Assim começa o enunciado da página criada pela Prefeitura para informar sobre a elaboração do Plano de Ação Climática, processo iniciado em março deste ano e que será finalizado em julho de 2024, quando então dará origem a um anteprojeto de lei. Planejado em três etapas – Engajamento e Mobilização; Diagnóstico; e Desenho do Plano de Ação Climática – o trabalho atualmente se encontra na fase dois, o relatório de diagnóstico da análise de riscos e vulnerabilidades climáticas e da pegada hídrica da Capital. O cronograma prevê que a análise de riscos e vulnerabilidades climáticas seja finalizada agora em setembro, enquanto o relatório da pegada hídrica deve ser concluído em outubro.

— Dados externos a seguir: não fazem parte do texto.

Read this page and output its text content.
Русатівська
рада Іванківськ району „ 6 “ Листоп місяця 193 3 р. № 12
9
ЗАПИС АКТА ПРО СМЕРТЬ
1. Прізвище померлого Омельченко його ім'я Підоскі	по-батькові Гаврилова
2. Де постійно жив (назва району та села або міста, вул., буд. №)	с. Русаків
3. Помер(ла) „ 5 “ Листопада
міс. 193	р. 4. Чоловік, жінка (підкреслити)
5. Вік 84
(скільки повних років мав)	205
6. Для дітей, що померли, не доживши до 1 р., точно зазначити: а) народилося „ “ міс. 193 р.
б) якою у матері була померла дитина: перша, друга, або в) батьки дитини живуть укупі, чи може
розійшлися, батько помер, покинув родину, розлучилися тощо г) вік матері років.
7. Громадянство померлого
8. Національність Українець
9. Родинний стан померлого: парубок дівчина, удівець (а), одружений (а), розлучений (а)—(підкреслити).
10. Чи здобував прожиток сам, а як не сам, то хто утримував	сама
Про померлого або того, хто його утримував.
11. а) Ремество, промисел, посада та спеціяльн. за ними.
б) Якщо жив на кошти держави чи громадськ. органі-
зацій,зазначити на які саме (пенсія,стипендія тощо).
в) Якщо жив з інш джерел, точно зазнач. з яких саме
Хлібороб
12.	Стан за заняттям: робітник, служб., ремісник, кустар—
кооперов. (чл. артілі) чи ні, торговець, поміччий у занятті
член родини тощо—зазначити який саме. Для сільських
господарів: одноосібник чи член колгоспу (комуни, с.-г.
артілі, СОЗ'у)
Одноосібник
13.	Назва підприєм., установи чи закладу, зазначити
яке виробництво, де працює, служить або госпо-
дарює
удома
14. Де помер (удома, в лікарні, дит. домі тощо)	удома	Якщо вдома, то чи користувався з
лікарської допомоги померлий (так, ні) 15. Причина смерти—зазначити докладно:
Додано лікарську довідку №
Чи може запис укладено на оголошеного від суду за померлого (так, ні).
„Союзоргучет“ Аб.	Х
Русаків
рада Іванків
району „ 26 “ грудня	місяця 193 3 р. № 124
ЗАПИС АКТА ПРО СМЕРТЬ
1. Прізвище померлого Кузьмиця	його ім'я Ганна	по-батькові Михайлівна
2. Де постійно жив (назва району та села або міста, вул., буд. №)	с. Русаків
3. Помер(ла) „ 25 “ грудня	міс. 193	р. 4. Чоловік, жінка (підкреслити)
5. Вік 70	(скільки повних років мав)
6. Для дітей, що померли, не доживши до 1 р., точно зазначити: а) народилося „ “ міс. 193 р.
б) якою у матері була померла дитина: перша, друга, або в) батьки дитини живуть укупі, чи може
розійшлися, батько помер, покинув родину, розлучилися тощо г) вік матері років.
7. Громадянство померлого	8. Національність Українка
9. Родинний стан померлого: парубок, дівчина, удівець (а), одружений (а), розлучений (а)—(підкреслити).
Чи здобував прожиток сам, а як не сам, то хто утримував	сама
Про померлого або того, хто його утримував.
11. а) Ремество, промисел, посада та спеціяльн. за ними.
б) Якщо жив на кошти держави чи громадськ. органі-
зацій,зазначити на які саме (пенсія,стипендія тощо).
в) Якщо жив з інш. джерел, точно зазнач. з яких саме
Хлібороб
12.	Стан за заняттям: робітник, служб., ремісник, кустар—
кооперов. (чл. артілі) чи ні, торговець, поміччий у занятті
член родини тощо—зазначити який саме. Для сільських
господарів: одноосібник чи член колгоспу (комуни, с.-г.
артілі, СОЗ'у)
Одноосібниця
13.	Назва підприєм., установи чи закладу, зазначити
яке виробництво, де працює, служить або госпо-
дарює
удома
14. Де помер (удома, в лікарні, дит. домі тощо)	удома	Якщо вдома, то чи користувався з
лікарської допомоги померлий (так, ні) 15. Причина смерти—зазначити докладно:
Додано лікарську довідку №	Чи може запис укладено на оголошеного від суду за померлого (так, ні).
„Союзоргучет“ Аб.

Planos de ação climática ou de adaptação à crise do clima têm sido desenvolvidos em várias cidades do mundo. Afinal, o tempo urge e os efeitos causados pela mudança do clima já são sentidos em todo o planeta. No caso da Capital gaúcha, se por um lado a iniciativa do prefeito Sebastião Melo (MDB) é bem vinda, por outro, chama a atenção que tal trabalho seja proposto por um governo que tem colecionado críticas de ambientalistas devido aos polêmicos projetos com impacto ambiental. O mais recente se refere à questionada obra em curso no Parque Harmonia, após a área ter sido concedida à iniciativa privada por 35 anos.

Outra contradição se refere ao transporte, o principal emissor de gases de efeito estufa em Porto Alegre. Enquanto Melo se prepara para vender a Carris e deixar toda o sistema de transporte urbano sob domínio privado, ainda incentiva a expansão de mais estacionamentos em empreendimentos imobiliários e urbanos, como no próprio parque Harmonia e também no Marinha do Brasil. Há tempos cientistas apontam que o caminho para enfrentar o aquecimento global é outro: mais transporte público eficiente e menos carros nas ruas.

Diretora de projetos e políticas de sustentabilidade da Secretaria Municipal do Meio Ambiente (Smamus), Rovana Reale Bortolini explica que a primeira etapa do Plano de Ação Climática tem sido elaborar um inventário de dados de Gases do Efeito Estufa (GEE). Desse modo, a Capital terá então melhores condições de acesso a financiamentos para tentar minimizar os impactos da mudança climática.

O inventário com dados do efeito estufa tem como base os anos de 2016 a 2019, onde se faz a análise do cenário de emissões de gases do efeito estufa (GEE) em Porto Alegre. Esse diagnóstico mostra que o transporte é o maior emissor, com 67% dos gases de efeito estufa (sendo 11% do transporto público), seguido por energia (19,2%) e resíduos (8,8%).

O segundo passo é a elaboração do plano de ação para mitigar as emissões ou adaptar o território diante do que não se consegue mitigar. “Esse é o objetivo do plano de ação e a gente vai estabelecer as metas de redução das emissões”, afirma Rovana, lembrando que a Capital se integrou, em 2021, à campanha “race to zero”, que busca zerar as emissões de gases do efeito estufa até 2050.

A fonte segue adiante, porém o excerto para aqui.